JAKARTA - PT Barata Indonesia (Persero) terbebani utang masa lalu, meski sudah merampungkan restrukturisasi melalui Penundaan Kewajiban Pembayaran Utang (PKPU).
Danareksa melalui PT Perusahaan Pengelolaan Aset (PPA) sudah membawa Barata Indonesia ke PKPU, namun pasca proses hukum tersebut perusahaan tidak mengalami turnaround alias masih terperangkap di dalam kondisi berat dan susah ke luar dari kesulitan keuangan, lantaran kewajiban masa lalu.

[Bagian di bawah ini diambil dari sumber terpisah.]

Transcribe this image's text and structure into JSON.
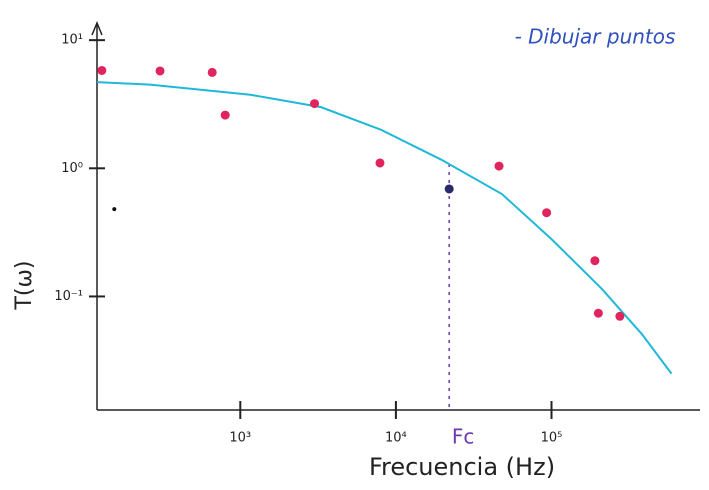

“Jadi Barata itu kami kerjakan PKPU selesai. Cuman setelah PKPU sampai sekarang perusahaannya nggak bisa turnaround-turnaround," ujar Direktur Utama PT Danareksa (Persero), Yadi Jaya Ruchandi, saat rapat dengar pendapat (RDP) bersama Panja Komisi VI DPR RI, Senin (24/6/2024).
Menurutnya, beban utang membuat bisnis BUMN di sektor manufaktur ini sulit bangkit dan bergeliat, kendati sudah ada pergantian manajemen.
"Setelah PKPU banyak saja lagi tambahan utang yang lalu. Ini bukan yang baru tapi yang lalu. Bahkan sampai kita lakukan penggantian manajemen di sana. Kita ubah Barata itu akan jadi minimum operation," paparnya.
Di lain sisi, Yadi membeberkan baru empat BUMN yang berpeluang ‘sehat’. Jumlah perseroan ‘sakit-sakitan’ yang direstrukturisasi PPA ada 14 dan satu anak usaha.
Penyehatan 15 perusahaan ini berdasarkan surat kuasa khusus (SKK) dari Menteri BUMN Erick Thohir yang diterbitkan sejak 30 September 2020 lalu. Saat itu, ada 21 perseroan negara dan satu anak usaha yang dititip kelola kepada PPA.